Пушкин. Никогда! (Замолкает.) Со мной только что случилось забавное происшествие.
Воронцова. Я боюсь теперь ваших происшествий.
Пушкин. Это особенное. Я шел сюда, заблудился и забрел на береговую батарею. Меня арестовали.
Воронцова. Ну конечно!..
Пушкин. Послушайте дальше. Меня привели в офицерскую палатку. Под штыками. Но когда офицеры узнали, кто я такой, они дали три залпа из пушек. В мою честь.
Воронцова. Так вот почему стреляли!
Пушкин. Да. Перед вами мне хочется хвастать.
Воронцова. Почему?
Пушкин. Может быть, потому, что вам я легко могу подарить свою славу. Больше у меня ничего нет за душой.
Воронцова. Встаньте, милый. Я боюсь за вас. Земля сырая.
Пушкин. Ничего! Я думаю сейчас об одном…
Воронцова. Да? (Легко гладит Пушкина по волосам.) О чем же?
Пушкин. О том, что я в конце концов счастлив. Это совершенно неожиданное открытие.
Воронцова. Если бы это было так!
Пушкин. Я предан своему народу. Я ему нужен. Сегодняшний случай меня в этом утвердил. В этом моя гордость. И моя сила. Перед ней меркнут мощь и блеск всех императорских дворов. Кто дал мне поэтический дар, я не знаю. Но я буду верен ему до последнего вздоха. И до последней крупицы я его отдам тому, перед кем я в неоплатном долгу.

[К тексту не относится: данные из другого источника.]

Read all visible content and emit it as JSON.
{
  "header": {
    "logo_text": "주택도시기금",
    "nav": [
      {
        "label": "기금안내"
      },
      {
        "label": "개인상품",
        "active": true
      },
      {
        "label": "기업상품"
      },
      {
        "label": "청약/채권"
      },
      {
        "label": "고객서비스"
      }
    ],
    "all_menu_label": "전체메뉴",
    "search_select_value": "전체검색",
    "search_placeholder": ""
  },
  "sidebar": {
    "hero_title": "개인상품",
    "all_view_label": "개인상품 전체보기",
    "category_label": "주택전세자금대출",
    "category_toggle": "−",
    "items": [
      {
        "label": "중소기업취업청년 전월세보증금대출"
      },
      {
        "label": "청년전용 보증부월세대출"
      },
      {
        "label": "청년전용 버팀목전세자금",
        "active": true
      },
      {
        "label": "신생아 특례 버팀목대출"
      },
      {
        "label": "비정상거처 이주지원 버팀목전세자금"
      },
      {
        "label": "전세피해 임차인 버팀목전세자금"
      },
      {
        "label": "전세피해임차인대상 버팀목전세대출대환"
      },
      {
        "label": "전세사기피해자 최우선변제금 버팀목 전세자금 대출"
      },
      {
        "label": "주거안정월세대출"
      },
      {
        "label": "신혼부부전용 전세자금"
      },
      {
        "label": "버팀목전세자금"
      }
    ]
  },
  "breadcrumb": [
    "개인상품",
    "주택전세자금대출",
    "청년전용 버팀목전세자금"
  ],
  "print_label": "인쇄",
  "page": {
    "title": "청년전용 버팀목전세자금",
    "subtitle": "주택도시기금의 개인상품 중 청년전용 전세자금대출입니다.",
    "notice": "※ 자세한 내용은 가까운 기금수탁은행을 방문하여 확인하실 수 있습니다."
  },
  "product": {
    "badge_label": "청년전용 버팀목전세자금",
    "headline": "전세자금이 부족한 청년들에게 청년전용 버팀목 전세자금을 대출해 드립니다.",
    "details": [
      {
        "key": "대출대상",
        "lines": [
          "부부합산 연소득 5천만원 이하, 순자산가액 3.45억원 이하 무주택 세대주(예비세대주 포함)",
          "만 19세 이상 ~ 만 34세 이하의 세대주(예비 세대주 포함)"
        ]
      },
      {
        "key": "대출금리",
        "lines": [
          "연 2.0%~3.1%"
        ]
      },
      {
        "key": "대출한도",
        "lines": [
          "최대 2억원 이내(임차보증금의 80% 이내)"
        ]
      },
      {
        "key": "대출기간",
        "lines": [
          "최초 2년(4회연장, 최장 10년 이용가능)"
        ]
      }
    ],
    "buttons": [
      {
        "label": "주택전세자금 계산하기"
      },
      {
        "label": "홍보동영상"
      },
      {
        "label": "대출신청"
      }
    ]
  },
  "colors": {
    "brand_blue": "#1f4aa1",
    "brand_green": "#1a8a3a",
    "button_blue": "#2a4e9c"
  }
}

Воронцова. Кому это, Пушкин?
Пушкин. Своему народу. Он создал меня. Я обязан ему всем счастьем поэзии, всей радостью славы, всей силой своего существа. (Замолкает.) И вы…
Воронцова. Как странно то, что вы говорите. (Замолкает.) Что я? (Смотрит на море.) Как быстро темнеет.
Пушкин. Подходит гроза. Видите?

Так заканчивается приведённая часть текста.